Many blame climate change for exacerbating the wildfires, which have already burned a territory larger than Denmark and the Netherlands – and almost three times the size of Wales. That’s a larger area than the recent Amazon rainforest and California fires combined. Around the world, prolonged heat and drought have extended seasonal wildfire periods.

But what’s fuelling the climate crisis? According to the United Nations, animal agriculture is responsible for a greater proportion of global greenhouse-gas emissions than all transportation.

As evidenced by the Australian bushfires and other climate catastrophes, the situation is so dire that the United Nations is calling for urgent and unprecedented changes now, including to our diet.

You can’t be a meat-eating environmentalist. The easiest way to fight the climate crisis is to go vegan right now.  It requires zero governmental initiative and no promises from giant corporations. It only involves choosing to leave animal-derived foods out of your shopping trolley on that trip you’re already making to the supermarket.

Going vegan can help prevent animals from being burned alive in a bushfire or getting a knife across the throat in an abattoir.

It’s estimated that, at a minimum, about 1 billion animals have been killed in Australia’s fires. About the same number of land animals are horrifically slaughtered approximately every five days just so that people can eat their flesh.

© Jo-Anne McArthur / We Animals

The Average Meat-Eater Is Responsible for the Use of 15,000 Litres of Water a Day

While authorities in Australia campaign to kill thousands of camels as they “drink too much water amid the wildfires”, animal agriculture has a far more significant water footprint.

It takes 72% more water to produce a litre of cows’ milk than it does to produce the same amount of soya milk. Go vegan today and you’ll reduce your water footprint by nearly 60%.
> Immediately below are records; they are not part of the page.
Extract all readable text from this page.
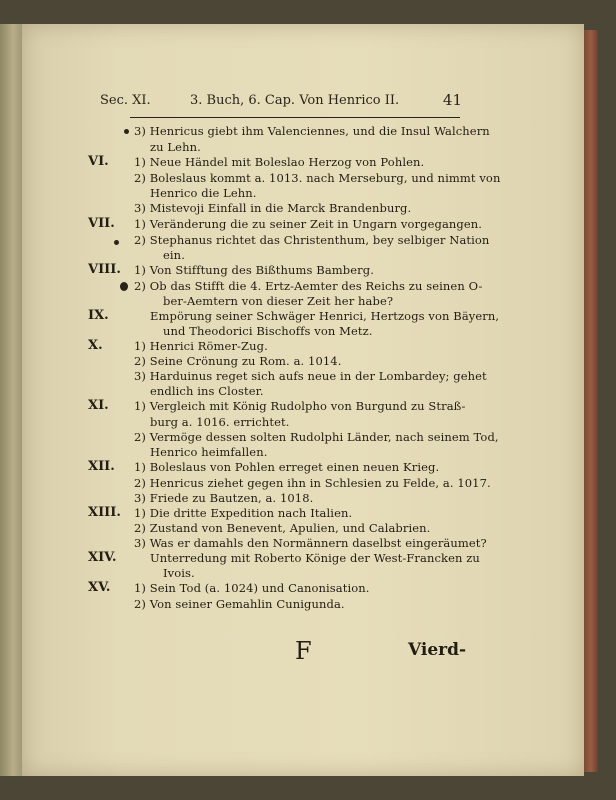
Sec. XI.	3. Buch, 6. Cap. Von Henrico II.	41
3) Henricus giebt ihm Valenciennes, und die Insul Walchern
zu Lehn.
VI. 1) Neue Händel mit Boleslao Herzog von Pohlen.
2) Boleslaus kommt a. 1013. nach Merseburg, und nimmt von
Henrico die Lehn.
3) Mistevoji Einfall in die Marck Brandenburg.
VII. 1) Veränderung die zu seiner Zeit in Ungarn vorgegangen.
2) Stephanus richtet das Christenthum, bey selbiger Nation
ein.
VIII. 1) Von Stifftung des Bißthums Bamberg.
2) Ob das Stifft die 4. Ertz-Aemter des Reichs zu seinen O-
ber-Aemtern von dieser Zeit her habe?
IX.	Empörung seiner Schwäger Henrici, Hertzogs von Bäyern,
und Theodorici Bischoffs von Metz.
X.	1) Henrici Römer-Zug.
2) Seine Crönung zu Rom. a. 1014.
3) Harduinus reget sich aufs neue in der Lombardey; gehet
endlich ins Closter.
XI. 1) Vergleich mit König Rudolpho von Burgund zu Straß-
burg a. 1016. errichtet.
2) Vermöge dessen solten Rudolphi Länder, nach seinem Tod,
Henrico heimfallen.
XII. 1) Boleslaus von Pohlen erreget einen neuen Krieg.
2) Henricus ziehet gegen ihn in Schlesien zu Felde, a. 1017.
3) Friede zu Bautzen, a. 1018.
XIII. 1) Die dritte Expedition nach Italien.
2) Zustand von Benevent, Apulien, und Calabrien.
3) Was er damahls den Normännern daselbst eingeräumet?
XIV.	Unterredung mit Roberto Könige der West-Francken zu
Ivois.
XV. 1) Sein Tod (a. 1024) und Canonisation.
2) Von seiner Gemahlin Cunigunda.
F	Vierd-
One-Third of the Earth’s Land Surface Is Used for Animal Agriculture

Exploiting animals for their milk, flesh, and eggs is pushing our natural environment and life on Earth to its limits: 60% of wild-animal populations have been lost since the 1970s, mainly because of habitat loss. It’s not just happening in Australia with koalas: wild animals are running out of space to live in and are going extinct at an alarming rate around the globe.

Despite this crisis, humans are still razing some of the most species-rich areas on Earth – including across Australia – in order to graze cows or grow soya that is fed to cows, chickens, sheep, and pigs. When we all stop eating meat, eggs, and dairy, global farmland use could be reduced by 75%.

The Best Time to Go Vegan Was Yesterday – the Next-Best Time Is Right Now

We have a great deal of power to change things if we harness it.

Before reaching for another beef burger, picture the cow slaughtered for it, strung upside down, desperately taking her last breaths before her throat is slit. Picture the koala who’s petrified and alone after losing his family and his home to the fires fuelled by animal agriculture.

Going vegan is a revolutionary action – it’s exclaiming, “We will not let this planet and countless sensitive animals die on our watch!

Join the vegan movement today, and ask everyone you know to do the same. Life on Earth itself depends on it.